A couple nights ago Mark strode from the kitchen to the living room saying, “I can’t believe I keep forgetting to tell you this!” He went on to describe a conversation he and Kate had the day before. Out of the blue she asked him what happens to children when their parents die. And Mark, dumbfounded, managed to muster the response, “They live with someone else who loves them very much, and they take care of them.” And he tacked on, “But you don’t have to worry about that. Mama and I are going to be around for a very long time.”

She asked this, Mark said, in a total matter-of-fact way—no tears or fretting. And she accepted his response similarly, with a satisfied nod and a look out the window.

I nearly vomited with sadness and love hearing this. It was all I could do to not bang open the door to her room, and throw myself on her sweet sleeping self, never to let go.

“My God,” I asked Mark dry-mouthed, “How the hell did you cope with that?!”

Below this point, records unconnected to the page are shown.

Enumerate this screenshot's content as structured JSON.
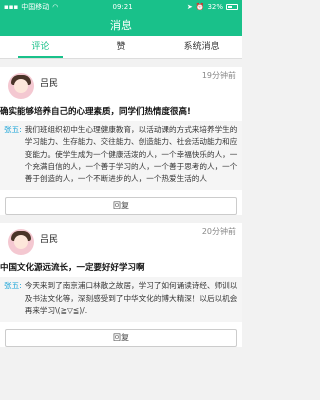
{
  "status_bar": {
    "carrier": "中国移动",
    "time": "09:21",
    "battery": "32%"
  },
  "navbar": {
    "title": "消息"
  },
  "tabs": [
    {
      "label": "评论"
    },
    {
      "label": "赞"
    },
    {
      "label": "系统消息"
    }
  ],
  "cards": [
    {
      "author": "吕民",
      "time": "19分钟前",
      "title": "确实能够培养自己的心理素质，同学们热情度很高!",
      "commenter": "张五:",
      "comment": "我们班组织初中生心理健康教育，以活动课的方式来培养学生的学习能力、生存能力、交往能力、创造能力、社会活动能力和应变能力。使学生成为一个健康活泼的人，一个幸福快乐的人，一个充满自信的人，一个善于学习的人，一个善于思考的人，一个善于创造的人，一个不断进步的人，一个热爱生活的人",
      "reply": "回复"
    },
    {
      "author": "吕民",
      "time": "20分钟前",
      "title": "中国文化源远流长，一定要好好学习啊",
      "commenter": "张五:",
      "comment": "今天来到了南京浦口林散之故居，学习了如何诵读诗经、师训以及书法文化等，深刻感受到了中华文化的博大精深！以后以机会再来学习\\(≧▽≦)/.",
      "reply": "回复"
    }
  ]
}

“We were driving across the Bay Bridge,” he said, “But I practically abandoned the steering wheel to crawl in the back seat to wrap myself around her.”

Word to that, man.

Dear Kate—and Paigey Woo, too—you girls are extra-specially lucky because you have a Mama and Dad who are working really hard at sticking around for a very long time for you. We have no intention of missing your hellish teen years, or Princeton graduations, or the time in your twenties when you move back home unemployed and start dating creepy older men who we disapprove of. In fact, when you guys are living with us then I thought maybe we could have a standing Tuesday night Scrabble-and-tomato-soup-and-grilled-cheese date. What do you think?

I want you both to know that I love you both like a total crazy lady. In a way you’ll only understand when (if) you have kids of your own. And with full awareness of how utterly cheesy it is, I will say here and now that you two girls are without a doubt the wind beneath my wings.